Request for comments: Disposable Soft Synth Interface (DSSI)
============================================================

version 0.4
-----------

Summary
-------

Disposable Soft Synth Interface (DSSI, pronounced "dizzy") is a
proposal for a plugin API for software instruments (soft synths) with
user interfaces, permitting them to be hosted in-process by audio
applications.  Think of it as LADSPA-for-instruments, or something
comparable to a simpler version of VSTi.

The proposal consists of this RFC, which describes the background and
defines part of the proposed standard, plus a documented header file
(dssi.h) which defines the remainder.  The distribution also contains
a handful of public-domain example files including an almost complete
(but not pretty) host implementation and a simple synth plugin with a
GUI.  The API itself is licensed under the LGPL.

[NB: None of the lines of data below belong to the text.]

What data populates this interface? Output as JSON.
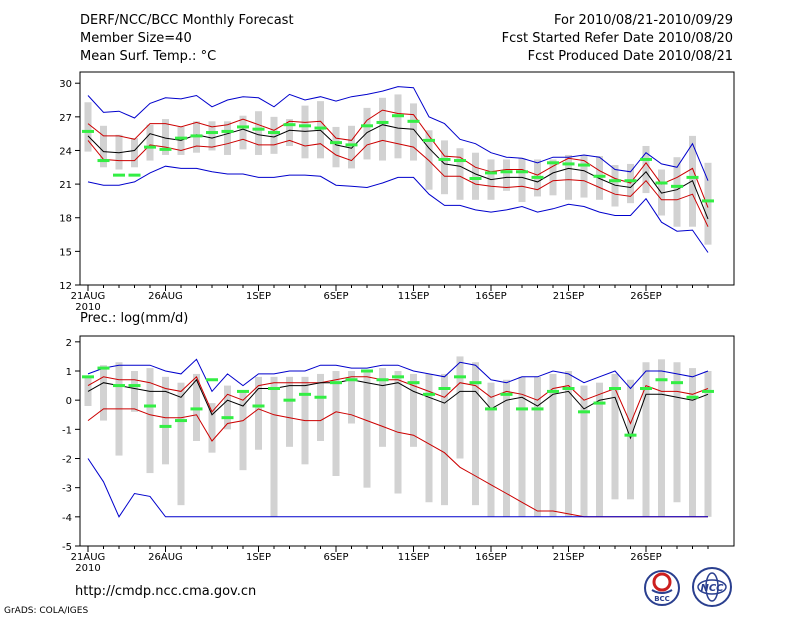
{
  "header": {
    "title": "DERF/NCC/BCC Monthly Forecast",
    "member_size": "Member Size=40",
    "variable": "Mean Surf. Temp.: °C",
    "period": "For 2010/08/21-2010/09/29",
    "fcst_started": "Fcst Started Refer Date 2010/08/20",
    "fcst_produced": "Fcst Produced Date 2010/08/21"
  },
  "footer": {
    "url": "http://cmdp.ncc.cma.gov.cn",
    "credit": "GrADS: COLA/IGES",
    "logo_bcc": "BCC",
    "logo_ncc": "NCC"
  },
  "colors": {
    "box": "#d2d2d2",
    "mean": "#000000",
    "std": "#cc0000",
    "extreme": "#0000cc",
    "obs": "#33ee44"
  },
  "chart_data": [
    {
      "type": "line",
      "id": "temperature",
      "title": "",
      "ylabel": "Mean Surf. Temp.: °C",
      "ylim": [
        12,
        31
      ],
      "yticks": [
        12,
        15,
        18,
        21,
        24,
        27,
        30
      ],
      "xlabels": [
        {
          "day": 0,
          "label": "21AUG",
          "sub": "2010"
        },
        {
          "day": 5,
          "label": "26AUG"
        },
        {
          "day": 11,
          "label": "1SEP"
        },
        {
          "day": 16,
          "label": "6SEP"
        },
        {
          "day": 21,
          "label": "11SEP"
        },
        {
          "day": 26,
          "label": "16SEP"
        },
        {
          "day": 31,
          "label": "21SEP"
        },
        {
          "day": 36,
          "label": "26SEP"
        }
      ],
      "series": [
        {
          "name": "upper-extreme",
          "values": [
            28.9,
            27.4,
            27.5,
            26.9,
            28.2,
            28.7,
            28.6,
            28.9,
            27.9,
            28.5,
            28.8,
            28.7,
            27.9,
            29.0,
            28.5,
            28.8,
            28.4,
            28.8,
            29.0,
            29.3,
            29.7,
            29.6,
            27.0,
            26.4,
            25.0,
            24.6,
            23.8,
            23.4,
            23.3,
            22.9,
            23.4,
            23.4,
            23.6,
            23.4,
            22.3,
            22.1,
            23.8,
            22.8,
            22.5,
            24.6,
            21.3
          ]
        },
        {
          "name": "upper-std",
          "values": [
            26.4,
            25.3,
            25.3,
            25.0,
            26.4,
            26.4,
            26.1,
            26.5,
            26.1,
            26.3,
            26.8,
            26.3,
            25.8,
            26.6,
            26.5,
            26.6,
            25.1,
            24.9,
            26.7,
            27.6,
            27.3,
            27.2,
            25.3,
            23.5,
            23.4,
            22.5,
            22.1,
            22.3,
            22.3,
            21.8,
            22.6,
            23.3,
            23.1,
            22.2,
            21.5,
            21.1,
            22.9,
            21.0,
            21.6,
            22.4,
            18.9
          ]
        },
        {
          "name": "mean",
          "values": [
            25.3,
            23.9,
            23.8,
            24.0,
            25.5,
            25.1,
            24.9,
            25.4,
            25.1,
            25.5,
            25.9,
            25.4,
            25.2,
            25.8,
            25.7,
            25.8,
            24.5,
            24.2,
            25.6,
            26.3,
            26.0,
            25.9,
            24.2,
            22.8,
            22.6,
            21.9,
            21.4,
            21.6,
            21.6,
            21.2,
            22.0,
            22.4,
            22.2,
            21.5,
            20.9,
            20.7,
            22.1,
            20.2,
            20.5,
            21.3,
            17.9
          ]
        },
        {
          "name": "lower-std",
          "values": [
            24.9,
            23.2,
            23.1,
            23.1,
            24.5,
            24.3,
            24.0,
            24.4,
            24.3,
            24.6,
            25.0,
            24.5,
            24.5,
            24.9,
            24.4,
            24.6,
            23.6,
            23.1,
            24.5,
            24.9,
            24.6,
            24.3,
            23.1,
            21.7,
            21.7,
            21.0,
            20.8,
            20.7,
            20.8,
            20.5,
            21.3,
            21.4,
            21.3,
            20.7,
            20.1,
            19.9,
            21.3,
            19.6,
            19.6,
            20.1,
            17.2
          ]
        },
        {
          "name": "lower-extreme",
          "values": [
            21.2,
            20.9,
            20.9,
            21.2,
            22.0,
            22.6,
            22.4,
            22.4,
            22.1,
            21.9,
            21.9,
            21.6,
            21.6,
            21.8,
            21.8,
            21.7,
            20.9,
            20.8,
            20.7,
            21.1,
            21.6,
            21.6,
            20.1,
            19.1,
            19.1,
            18.7,
            18.5,
            18.7,
            19.0,
            18.5,
            18.8,
            19.2,
            19.0,
            18.5,
            18.2,
            18.2,
            19.7,
            17.6,
            16.8,
            16.9,
            14.9
          ]
        }
      ],
      "boxes": [
        [
          23.9,
          28.3
        ],
        [
          22.5,
          26.2
        ],
        [
          22.3,
          25.4
        ],
        [
          22.5,
          25.1
        ],
        [
          23.1,
          26.3
        ],
        [
          23.6,
          26.8
        ],
        [
          23.6,
          26.1
        ],
        [
          23.8,
          26.6
        ],
        [
          24.0,
          26.6
        ],
        [
          23.6,
          26.6
        ],
        [
          24.1,
          27.1
        ],
        [
          23.6,
          27.5
        ],
        [
          23.7,
          27.0
        ],
        [
          24.4,
          26.8
        ],
        [
          23.3,
          28.0
        ],
        [
          23.3,
          28.4
        ],
        [
          22.5,
          26.1
        ],
        [
          22.4,
          26.2
        ],
        [
          23.2,
          27.8
        ],
        [
          23.1,
          28.7
        ],
        [
          23.3,
          29.0
        ],
        [
          23.1,
          28.2
        ],
        [
          20.5,
          25.8
        ],
        [
          20.1,
          24.9
        ],
        [
          19.6,
          24.2
        ],
        [
          19.6,
          23.8
        ],
        [
          19.6,
          23.2
        ],
        [
          20.4,
          23.2
        ],
        [
          19.4,
          23.3
        ],
        [
          19.9,
          23.2
        ],
        [
          20.0,
          23.2
        ],
        [
          19.6,
          23.6
        ],
        [
          19.8,
          23.6
        ],
        [
          19.6,
          23.5
        ],
        [
          19.0,
          22.7
        ],
        [
          19.3,
          22.8
        ],
        [
          20.2,
          24.4
        ],
        [
          18.2,
          22.3
        ],
        [
          17.2,
          23.4
        ],
        [
          17.2,
          25.3
        ],
        [
          15.6,
          22.9
        ]
      ],
      "observed": [
        25.7,
        23.1,
        21.8,
        21.8,
        24.3,
        24.1,
        25.1,
        25.3,
        25.6,
        25.7,
        26.1,
        25.9,
        25.6,
        26.3,
        26.2,
        26.0,
        24.7,
        24.5,
        26.2,
        26.5,
        27.1,
        26.6,
        24.9,
        23.2,
        23.1,
        21.5,
        22.0,
        22.1,
        22.1,
        21.6,
        22.9,
        22.8,
        22.7,
        21.7,
        21.3,
        21.3,
        23.2,
        21.1,
        20.8,
        21.6,
        19.5
      ]
    },
    {
      "type": "line",
      "id": "precipitation",
      "title": "Prec.: log(mm/d)",
      "ylabel": "Prec.: log(mm/d)",
      "ylim": [
        -5,
        2.2
      ],
      "yticks": [
        -5,
        -4,
        -3,
        -2,
        -1,
        0,
        1,
        2
      ],
      "xlabels": [
        {
          "day": 0,
          "label": "21AUG",
          "sub": "2010"
        },
        {
          "day": 5,
          "label": "26AUG"
        },
        {
          "day": 11,
          "label": "1SEP"
        },
        {
          "day": 16,
          "label": "6SEP"
        },
        {
          "day": 21,
          "label": "11SEP"
        },
        {
          "day": 26,
          "label": "16SEP"
        },
        {
          "day": 31,
          "label": "21SEP"
        },
        {
          "day": 36,
          "label": "26SEP"
        }
      ],
      "series": [
        {
          "name": "upper-extreme",
          "values": [
            0.9,
            1.1,
            1.2,
            1.2,
            1.2,
            1.0,
            0.9,
            1.4,
            0.3,
            0.9,
            0.5,
            0.9,
            0.9,
            1.0,
            1.0,
            1.2,
            1.2,
            1.1,
            1.1,
            1.2,
            1.2,
            1.0,
            0.9,
            0.8,
            1.3,
            1.2,
            0.7,
            0.6,
            0.8,
            0.8,
            1.0,
            0.9,
            0.6,
            0.8,
            1.0,
            0.4,
            1.0,
            1.0,
            0.9,
            0.8,
            1.0
          ]
        },
        {
          "name": "upper-std",
          "values": [
            0.5,
            0.8,
            0.7,
            0.7,
            0.6,
            0.4,
            0.3,
            0.8,
            -0.4,
            0.2,
            0.0,
            0.5,
            0.6,
            0.6,
            0.6,
            0.6,
            0.7,
            0.8,
            0.8,
            0.7,
            0.7,
            0.5,
            0.3,
            0.1,
            0.6,
            0.5,
            0.1,
            0.3,
            0.2,
            0.0,
            0.4,
            0.5,
            0.0,
            0.2,
            0.4,
            -0.8,
            0.5,
            0.3,
            0.3,
            0.2,
            0.4
          ]
        },
        {
          "name": "mean",
          "values": [
            0.3,
            0.6,
            0.5,
            0.4,
            0.3,
            0.3,
            0.1,
            0.7,
            -0.5,
            0.0,
            -0.2,
            0.4,
            0.4,
            0.5,
            0.5,
            0.6,
            0.6,
            0.7,
            0.6,
            0.5,
            0.6,
            0.3,
            0.1,
            -0.1,
            0.3,
            0.3,
            -0.3,
            0.0,
            0.1,
            -0.2,
            0.2,
            0.3,
            -0.3,
            0.0,
            0.1,
            -1.3,
            0.2,
            0.2,
            0.1,
            0.0,
            0.2
          ]
        },
        {
          "name": "lower-std",
          "values": [
            -0.7,
            -0.3,
            -0.3,
            -0.3,
            -0.5,
            -0.6,
            -0.6,
            -0.5,
            -1.4,
            -0.8,
            -0.7,
            -0.3,
            -0.5,
            -0.6,
            -0.7,
            -0.7,
            -0.4,
            -0.5,
            -0.7,
            -0.9,
            -1.1,
            -1.2,
            -1.5,
            -1.8,
            -2.3,
            -2.6,
            -2.9,
            -3.2,
            -3.5,
            -3.8,
            -3.8,
            -3.9,
            -4.0,
            -4.0,
            -4.0,
            -4.0,
            -4.0,
            -4.0,
            -4.0,
            -4.0,
            -4.0
          ]
        },
        {
          "name": "lower-extreme",
          "values": [
            -2.0,
            -2.8,
            -4.0,
            -3.2,
            -3.3,
            -4.0,
            -4.0,
            -4.0,
            -4.0,
            -4.0,
            -4.0,
            -4.0,
            -4.0,
            -4.0,
            -4.0,
            -4.0,
            -4.0,
            -4.0,
            -4.0,
            -4.0,
            -4.0,
            -4.0,
            -4.0,
            -4.0,
            -4.0,
            -4.0,
            -4.0,
            -4.0,
            -4.0,
            -4.0,
            -4.0,
            -4.0,
            -4.0,
            -4.0,
            -4.0,
            -4.0,
            -4.0,
            -4.0,
            -4.0,
            -4.0,
            -4.0
          ]
        }
      ],
      "boxes": [
        [
          -0.2,
          0.8
        ],
        [
          -0.7,
          1.2
        ],
        [
          -1.9,
          1.3
        ],
        [
          -0.4,
          1.0
        ],
        [
          -2.5,
          1.1
        ],
        [
          -2.2,
          0.8
        ],
        [
          -3.6,
          0.6
        ],
        [
          -1.4,
          0.9
        ],
        [
          -1.8,
          -0.1
        ],
        [
          -1.0,
          0.5
        ],
        [
          -2.4,
          0.3
        ],
        [
          -1.7,
          0.8
        ],
        [
          -4.0,
          0.8
        ],
        [
          -1.6,
          0.8
        ],
        [
          -2.2,
          0.8
        ],
        [
          -1.4,
          0.9
        ],
        [
          -2.6,
          1.0
        ],
        [
          -0.8,
          1.0
        ],
        [
          -3.0,
          1.0
        ],
        [
          -1.6,
          1.1
        ],
        [
          -3.2,
          1.0
        ],
        [
          -1.6,
          0.9
        ],
        [
          -3.5,
          0.9
        ],
        [
          -3.6,
          0.9
        ],
        [
          -2.0,
          1.5
        ],
        [
          -3.6,
          1.3
        ],
        [
          -4.0,
          0.6
        ],
        [
          -4.0,
          0.7
        ],
        [
          -4.0,
          0.8
        ],
        [
          -4.0,
          0.8
        ],
        [
          -4.0,
          0.9
        ],
        [
          -4.0,
          1.0
        ],
        [
          -4.0,
          0.5
        ],
        [
          -4.0,
          0.6
        ],
        [
          -3.4,
          0.9
        ],
        [
          -3.4,
          0.7
        ],
        [
          -4.0,
          1.3
        ],
        [
          -4.0,
          1.4
        ],
        [
          -3.5,
          1.3
        ],
        [
          -4.0,
          1.1
        ],
        [
          -4.0,
          1.0
        ]
      ],
      "observed": [
        0.8,
        1.1,
        0.5,
        0.5,
        -0.2,
        -0.9,
        -0.7,
        -0.3,
        0.7,
        -0.6,
        0.3,
        -0.2,
        0.4,
        0.0,
        0.2,
        0.1,
        0.6,
        0.7,
        1.0,
        0.7,
        0.8,
        0.6,
        0.2,
        0.4,
        0.8,
        0.6,
        -0.3,
        0.2,
        -0.3,
        -0.3,
        0.3,
        0.4,
        -0.4,
        -0.1,
        0.4,
        -1.2,
        0.4,
        0.7,
        0.6,
        0.1,
        0.3
      ]
    }
  ]
}
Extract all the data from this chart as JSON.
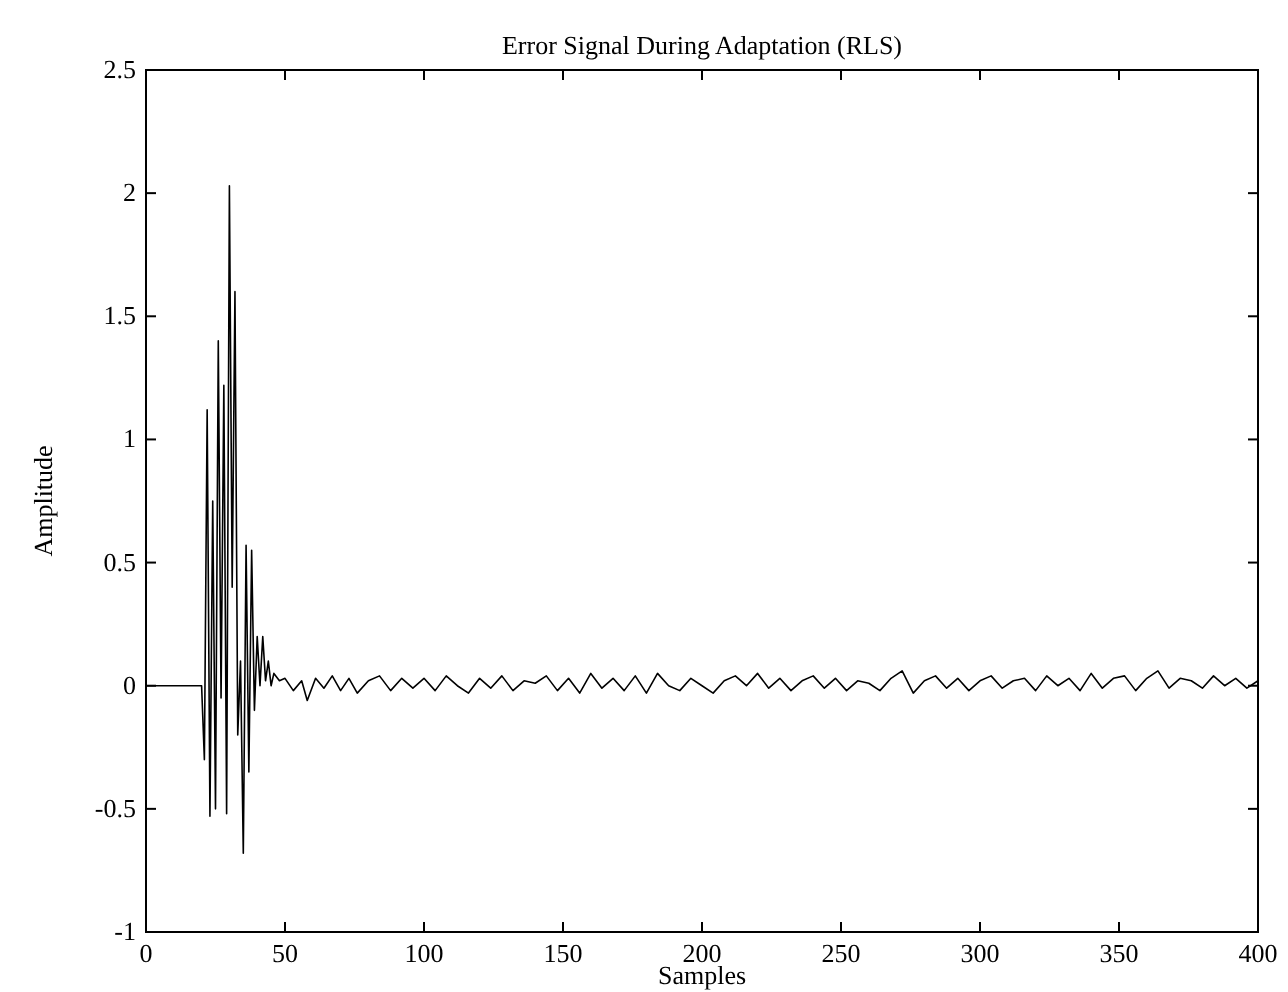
{
  "chart_data": {
    "type": "line",
    "title": "Error Signal During Adaptation (RLS)",
    "xlabel": "Samples",
    "ylabel": "Amplitude",
    "xlim": [
      0,
      400
    ],
    "ylim": [
      -1,
      2.5
    ],
    "xticks": [
      0,
      50,
      100,
      150,
      200,
      250,
      300,
      350,
      400
    ],
    "yticks": [
      -1,
      -0.5,
      0,
      0.5,
      1,
      1.5,
      2,
      2.5
    ],
    "grid": false,
    "series": [
      {
        "color": "#000000",
        "x": [
          0,
          19,
          20,
          21,
          22,
          23,
          24,
          25,
          26,
          27,
          28,
          29,
          30,
          31,
          32,
          33,
          34,
          35,
          36,
          37,
          38,
          39,
          40,
          41,
          42,
          43,
          44,
          45,
          46,
          48,
          50,
          53,
          56,
          58,
          61,
          64,
          67,
          70,
          73,
          76,
          80,
          84,
          88,
          92,
          96,
          100,
          104,
          108,
          112,
          116,
          120,
          124,
          128,
          132,
          136,
          140,
          144,
          148,
          152,
          156,
          160,
          164,
          168,
          172,
          176,
          180,
          184,
          188,
          192,
          196,
          200,
          204,
          208,
          212,
          216,
          220,
          224,
          228,
          232,
          236,
          240,
          244,
          248,
          252,
          256,
          260,
          264,
          268,
          272,
          276,
          280,
          284,
          288,
          292,
          296,
          300,
          304,
          308,
          312,
          316,
          320,
          324,
          328,
          332,
          336,
          340,
          344,
          348,
          352,
          356,
          360,
          364,
          368,
          372,
          376,
          380,
          384,
          388,
          392,
          396,
          400
        ],
        "values": [
          0,
          0,
          0,
          -0.3,
          1.12,
          -0.53,
          0.75,
          -0.5,
          1.4,
          -0.05,
          1.22,
          -0.52,
          2.03,
          0.4,
          1.6,
          -0.2,
          0.1,
          -0.68,
          0.57,
          -0.35,
          0.55,
          -0.1,
          0.2,
          0,
          0.2,
          0.02,
          0.1,
          0,
          0.05,
          0.02,
          0.03,
          -0.02,
          0.02,
          -0.06,
          0.03,
          -0.01,
          0.04,
          -0.02,
          0.03,
          -0.03,
          0.02,
          0.04,
          -0.02,
          0.03,
          -0.01,
          0.03,
          -0.02,
          0.04,
          0,
          -0.03,
          0.03,
          -0.01,
          0.04,
          -0.02,
          0.02,
          0.01,
          0.04,
          -0.02,
          0.03,
          -0.03,
          0.05,
          -0.01,
          0.03,
          -0.02,
          0.04,
          -0.03,
          0.05,
          0,
          -0.02,
          0.03,
          0,
          -0.03,
          0.02,
          0.04,
          0,
          0.05,
          -0.01,
          0.03,
          -0.02,
          0.02,
          0.04,
          -0.01,
          0.03,
          -0.02,
          0.02,
          0.01,
          -0.02,
          0.03,
          0.06,
          -0.03,
          0.02,
          0.04,
          -0.01,
          0.03,
          -0.02,
          0.02,
          0.04,
          -0.01,
          0.02,
          0.03,
          -0.02,
          0.04,
          0,
          0.03,
          -0.02,
          0.05,
          -0.01,
          0.03,
          0.04,
          -0.02,
          0.03,
          0.06,
          -0.01,
          0.03,
          0.02,
          -0.01,
          0.04,
          0,
          0.03,
          -0.01,
          0.02
        ]
      }
    ]
  }
}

This proposal was constructed by Steve Harris (steve <at> plugin <dot>
org <dot> uk), Chris Cannam (cannam@all-day-breakfast.com), and Sean
Bolton (musound <at> jps <dot> net).


Background and Requirements
---------------------------

One of the barriers to the acceptance of Linux audio software as a
direct alternative to mainstream sequencer applications for other
platforms is the lack of a comparable way to operate software synth
plugins.  There is an immediate need for an API that permits synth
plugins to be written to a simple standard and then used in a range of
host applications.

This is an awkward situation, because it is hoped that the forthcoming
GMPI initiative will comprehensively address the needs of soft synths
in a flexible cross-platform way.  But the requirement for Linux
applications to be able to support simple hosted synths is here now,
and GMPI is not.  Thus, we need to provide the simplest possible
interim solution in a way that will prove compelling enough to support
now, yet not so compelling as to supplant GMPI or any other
comprehensive future proposal.  Hence this RFC: the Disposable Soft
Synth Interface, or DSSI.

Because of the conservative nature of this proposal, the main
requirements are:

1/ To support the basic facilities that users and developers familiar
with mainstream software on other platforms will expect to find in a
Linux alternative: the ability to take a synth plugin with a cute GUI
and to direct MIDI (from e.g. a sequencer track) to it, automate its
controls, and route the output appropriately.  Note that there is an
emphasis on MIDI throughout this discussion.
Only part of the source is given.